The Auditor-General recommended that where it became necessary for a temporary advance to be granted to the government, the required procedure should be duly adhered to.
COCOBOD & CMC
When officials of the Ghana Cocoa Board (COCOBOD) and its subsidiary, the Cocoa Marketing Company (CMC), appeared before the committee, the main issue that attracted the attention of the MPs was the GH˘17,750,256 expenses incurred on the CMC by COCOBOD.
According to the Auditor-General’s report, that amount entered in the books of the CMC could not be substantiated, while there was no confirmation from COCOBOD. “The correctness of the amount could be in doubt. We, therefore, recommend that the amount involved should be substantiated with the relevant documents,” it said.
Another issue was the pre-payment of GH˘3,307,716, which was not substantiated, in addition to the fact that not all title deeds and leasehold agreements entered into in respect of immovable properties were available.
“The absence of such documents will not give support to the CMC’s claim to ownership of such properties and might lead to loss in the event of any dispute,” the report stated.
Although the Director of Finance of COCOBOD, Mr William Mensah, and the Chief Executive Officer of the CMC, Nana Oduro Owusu, explained that measures were being taken to get the proper documentation to such properties, members of the committee were not happy that it had not been done over the years. Another issue that generated a lot of heat was the number of persons on the board of the CMC.
Although the regulations filed by the special resolution in April 2009 indicated that the members of the board should not be less than two or more than five, the report indicated that the current board had eight members. The Chairman of the PAC, Mr Kwaku Agyeman-Manu, directed the CMC to do the right thing by amending the company’s regulations to cater for the increase in the number of board members.

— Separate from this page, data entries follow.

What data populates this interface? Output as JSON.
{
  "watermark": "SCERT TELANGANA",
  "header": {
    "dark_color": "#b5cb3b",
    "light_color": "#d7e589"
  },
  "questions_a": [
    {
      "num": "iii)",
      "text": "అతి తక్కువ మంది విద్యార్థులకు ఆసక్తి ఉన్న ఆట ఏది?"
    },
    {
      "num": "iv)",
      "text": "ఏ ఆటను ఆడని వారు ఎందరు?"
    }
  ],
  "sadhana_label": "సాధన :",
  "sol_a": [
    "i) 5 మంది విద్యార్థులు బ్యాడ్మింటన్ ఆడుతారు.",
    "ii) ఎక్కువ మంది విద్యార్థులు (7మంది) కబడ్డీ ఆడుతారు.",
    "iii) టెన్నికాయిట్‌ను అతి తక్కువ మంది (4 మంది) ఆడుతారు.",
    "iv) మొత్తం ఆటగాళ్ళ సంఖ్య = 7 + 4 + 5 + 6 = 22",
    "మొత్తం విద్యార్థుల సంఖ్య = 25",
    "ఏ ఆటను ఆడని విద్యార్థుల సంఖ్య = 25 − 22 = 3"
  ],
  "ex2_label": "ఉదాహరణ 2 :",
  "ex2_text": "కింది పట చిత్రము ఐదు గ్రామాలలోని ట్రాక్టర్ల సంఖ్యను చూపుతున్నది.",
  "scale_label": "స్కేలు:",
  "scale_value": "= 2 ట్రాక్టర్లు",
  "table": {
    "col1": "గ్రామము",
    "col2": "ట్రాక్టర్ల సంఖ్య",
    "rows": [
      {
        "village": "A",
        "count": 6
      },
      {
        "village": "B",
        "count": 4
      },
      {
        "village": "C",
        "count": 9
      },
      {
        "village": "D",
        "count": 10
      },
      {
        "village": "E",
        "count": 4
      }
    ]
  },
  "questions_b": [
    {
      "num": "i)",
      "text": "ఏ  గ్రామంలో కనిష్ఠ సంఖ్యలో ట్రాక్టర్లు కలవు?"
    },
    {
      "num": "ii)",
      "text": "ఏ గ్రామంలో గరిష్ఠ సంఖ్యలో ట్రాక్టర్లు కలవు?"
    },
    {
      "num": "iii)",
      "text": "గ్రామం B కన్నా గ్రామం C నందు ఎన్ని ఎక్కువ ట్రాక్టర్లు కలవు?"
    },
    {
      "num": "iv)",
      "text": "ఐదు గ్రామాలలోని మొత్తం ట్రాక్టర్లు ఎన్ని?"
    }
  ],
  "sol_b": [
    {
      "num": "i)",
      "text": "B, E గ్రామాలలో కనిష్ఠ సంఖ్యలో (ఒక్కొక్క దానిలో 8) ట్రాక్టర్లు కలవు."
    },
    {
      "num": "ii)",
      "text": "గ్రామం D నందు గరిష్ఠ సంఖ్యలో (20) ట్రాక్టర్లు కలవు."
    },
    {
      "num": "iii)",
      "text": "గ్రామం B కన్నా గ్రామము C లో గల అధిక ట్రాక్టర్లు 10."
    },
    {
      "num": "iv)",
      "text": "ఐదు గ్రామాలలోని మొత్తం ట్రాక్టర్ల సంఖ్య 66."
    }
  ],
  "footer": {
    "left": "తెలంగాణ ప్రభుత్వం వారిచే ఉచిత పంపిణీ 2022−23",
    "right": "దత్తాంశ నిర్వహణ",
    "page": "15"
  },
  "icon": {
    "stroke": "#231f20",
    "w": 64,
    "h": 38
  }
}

He added that the committee would decide whether officials of the CMC should be surcharged with the allowances paid to the extra three members on the company’s board, in contravention of its own regulations.
Securities and Exchange Commission
The Director-General of the Securities and Exchange Commission (SEC), Mr Adu Anane Antwi, and the Head of Finance and Capital of the commission, Mr Frederick Sappor, represented the commission during the hearing. The SEC recorded an operational surplus of GH˘213,213 in 2011, as against GH˘166,974 in 2010.
The committee, however, questioned the commission about outstanding loans amounting to GH˘382,746 granted to its staff. Mr Antwi said the SEC had taken stringent measures to ensure that members of staff did not slack in the repayment of their loans by demanding post-dated cheques for at least 12 months before loans were given out.
The Minister of Finance, Mr Seth Terkper, and one of his deputies, Mr Kweku Ricketts-Hagan, were present at the sitting to support institutions under the ministry.